Von den kosmischen Funktionen wurden nur die wichtigsten immer bestimmten Stadtgottheiten zugeschrieben; in anderen Fällen hatten mehrere Götter ähnliche Funktionen. An der Spitze stand der Himmelsgott An von Uruk (dies war die erste sumerische Stadt, die eine Führungsrolle in Sumer erringen konnte!), der nur selten in irdische Dinge eingriff. Umso mehr tat dies sein Sohn Enlil von Nippur, der Gott des Luftraumes, der die Könige ein- und absetzte, obwohl seine Stadt nie Hauptstadt war. Die Erde galt als weiblich und wurde durch die Muttergöttin vertreten, die fast überall unter einem eigenen Namen verehrt wurde, etwa als Baba in Lagasch, Nichursang in Kisch, Mama in Kesch. Die die Erde befruchtende Kraft des Grund- (Süß-) wasserozeans vertrat der weise Enki von Eridu als vierter Gott des Kosmos. Die großen Gestirngottheiten (Sonnengott, Mondgott) wurden ebenfalls überall unter verschiedenen Namen verehrt, doch wurde dem Mondgott Nanna von Ur (als Hauptort Sumers Nachfolgerin von Uruk, nachdem ein Absinken des Grundwasserspiegels dessen Landwirtschaft ruiniert hatte) und dem Sonnengott Schamasch von Sippar am meisten Kraft zugesprochen. Inanna von Uruk bzw. ihre semitische Variante Ischtar von Sippar war zugleich Liebes- und Kriegsgöttin, wobei der Aspekt der Liebesgöttin mit dirnenhaften Zügen behaftet war und zugleich den Charakter einer Muttergöttin annahm. Auch unpersönliche Wesenheiten wie “das Sein” oder “das Schicksal” wurden göttlich verehrt. Männliche Kriegsgötter gab es viele, entsprechend der kriegerischen Tradition der Stadtstaaten.

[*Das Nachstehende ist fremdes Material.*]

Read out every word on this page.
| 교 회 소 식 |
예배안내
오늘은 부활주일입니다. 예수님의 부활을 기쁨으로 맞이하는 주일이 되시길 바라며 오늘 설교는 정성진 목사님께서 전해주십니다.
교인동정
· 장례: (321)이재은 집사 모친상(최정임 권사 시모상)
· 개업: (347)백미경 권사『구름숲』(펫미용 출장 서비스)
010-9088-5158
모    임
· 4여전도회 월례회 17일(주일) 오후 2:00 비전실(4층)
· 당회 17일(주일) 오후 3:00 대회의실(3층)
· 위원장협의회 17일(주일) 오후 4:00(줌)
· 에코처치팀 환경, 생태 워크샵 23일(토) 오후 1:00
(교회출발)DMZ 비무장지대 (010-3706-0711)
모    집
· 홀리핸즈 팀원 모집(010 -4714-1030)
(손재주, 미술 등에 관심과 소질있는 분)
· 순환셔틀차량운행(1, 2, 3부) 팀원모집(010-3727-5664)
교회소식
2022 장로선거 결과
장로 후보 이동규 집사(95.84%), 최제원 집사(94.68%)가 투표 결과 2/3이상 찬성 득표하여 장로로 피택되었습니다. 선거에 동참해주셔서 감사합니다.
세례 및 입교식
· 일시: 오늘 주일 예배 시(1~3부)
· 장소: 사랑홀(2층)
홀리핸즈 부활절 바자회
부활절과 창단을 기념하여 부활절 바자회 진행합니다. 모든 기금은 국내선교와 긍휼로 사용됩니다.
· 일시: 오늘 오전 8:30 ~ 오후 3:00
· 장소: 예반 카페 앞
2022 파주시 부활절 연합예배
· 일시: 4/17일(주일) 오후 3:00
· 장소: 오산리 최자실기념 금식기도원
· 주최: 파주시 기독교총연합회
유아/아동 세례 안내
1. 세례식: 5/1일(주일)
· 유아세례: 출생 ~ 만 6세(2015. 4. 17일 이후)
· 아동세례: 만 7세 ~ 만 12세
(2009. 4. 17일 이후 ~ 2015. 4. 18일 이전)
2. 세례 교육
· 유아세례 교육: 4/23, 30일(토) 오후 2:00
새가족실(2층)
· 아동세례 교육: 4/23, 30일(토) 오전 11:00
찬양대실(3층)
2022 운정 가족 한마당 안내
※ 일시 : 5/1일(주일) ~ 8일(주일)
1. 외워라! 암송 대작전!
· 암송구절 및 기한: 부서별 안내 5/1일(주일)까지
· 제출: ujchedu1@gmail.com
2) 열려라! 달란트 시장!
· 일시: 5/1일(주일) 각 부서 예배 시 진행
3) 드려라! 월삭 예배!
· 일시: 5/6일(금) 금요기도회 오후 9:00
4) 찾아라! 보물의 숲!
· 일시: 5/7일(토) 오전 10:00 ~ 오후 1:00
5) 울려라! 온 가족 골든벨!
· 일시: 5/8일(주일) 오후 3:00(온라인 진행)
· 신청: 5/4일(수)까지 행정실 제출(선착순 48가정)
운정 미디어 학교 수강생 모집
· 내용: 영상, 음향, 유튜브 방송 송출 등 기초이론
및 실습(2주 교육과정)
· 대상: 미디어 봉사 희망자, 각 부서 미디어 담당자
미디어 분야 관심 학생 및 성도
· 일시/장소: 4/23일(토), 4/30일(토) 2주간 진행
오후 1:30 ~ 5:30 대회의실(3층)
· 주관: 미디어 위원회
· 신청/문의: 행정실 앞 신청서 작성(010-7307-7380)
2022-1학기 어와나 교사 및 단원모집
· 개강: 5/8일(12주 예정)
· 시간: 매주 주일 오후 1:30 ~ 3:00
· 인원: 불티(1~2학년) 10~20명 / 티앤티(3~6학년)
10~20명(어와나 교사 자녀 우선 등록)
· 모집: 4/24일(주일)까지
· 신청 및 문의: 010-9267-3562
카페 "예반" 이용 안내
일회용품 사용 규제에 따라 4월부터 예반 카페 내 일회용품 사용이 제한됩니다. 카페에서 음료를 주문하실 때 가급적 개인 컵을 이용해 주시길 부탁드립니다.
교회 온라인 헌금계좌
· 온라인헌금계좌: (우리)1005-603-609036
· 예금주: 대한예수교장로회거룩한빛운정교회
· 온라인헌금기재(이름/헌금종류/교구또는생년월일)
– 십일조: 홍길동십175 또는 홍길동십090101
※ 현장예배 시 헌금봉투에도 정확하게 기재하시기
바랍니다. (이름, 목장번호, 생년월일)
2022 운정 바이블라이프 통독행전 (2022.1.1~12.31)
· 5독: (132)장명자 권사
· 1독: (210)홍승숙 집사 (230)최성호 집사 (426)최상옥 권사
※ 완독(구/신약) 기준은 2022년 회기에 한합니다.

Die Götter wurden als unberechenbar gesehen. Sie kämpften untereinander um Einfluss, Macht und Rang und führten Katastrophen herbei. Sie hatten aber auch die Welt erschaffen – auch dies freilich wieder im Kampf gegeneinander. In der biblischen Erzählung der Sieben-Tage-Schöpfung hat sich ein Teil dieser Schöpfungsmythen erhalten.

Die Sumerer versuchten, die Launen der Götter aus den Sternen abzulesen. Die daraus entstanden Wissenschaft der Astrologie wurde von den Chaldäern vervollkommnet. Aus diesem Wissen wird noch heute Astrologie betrieben.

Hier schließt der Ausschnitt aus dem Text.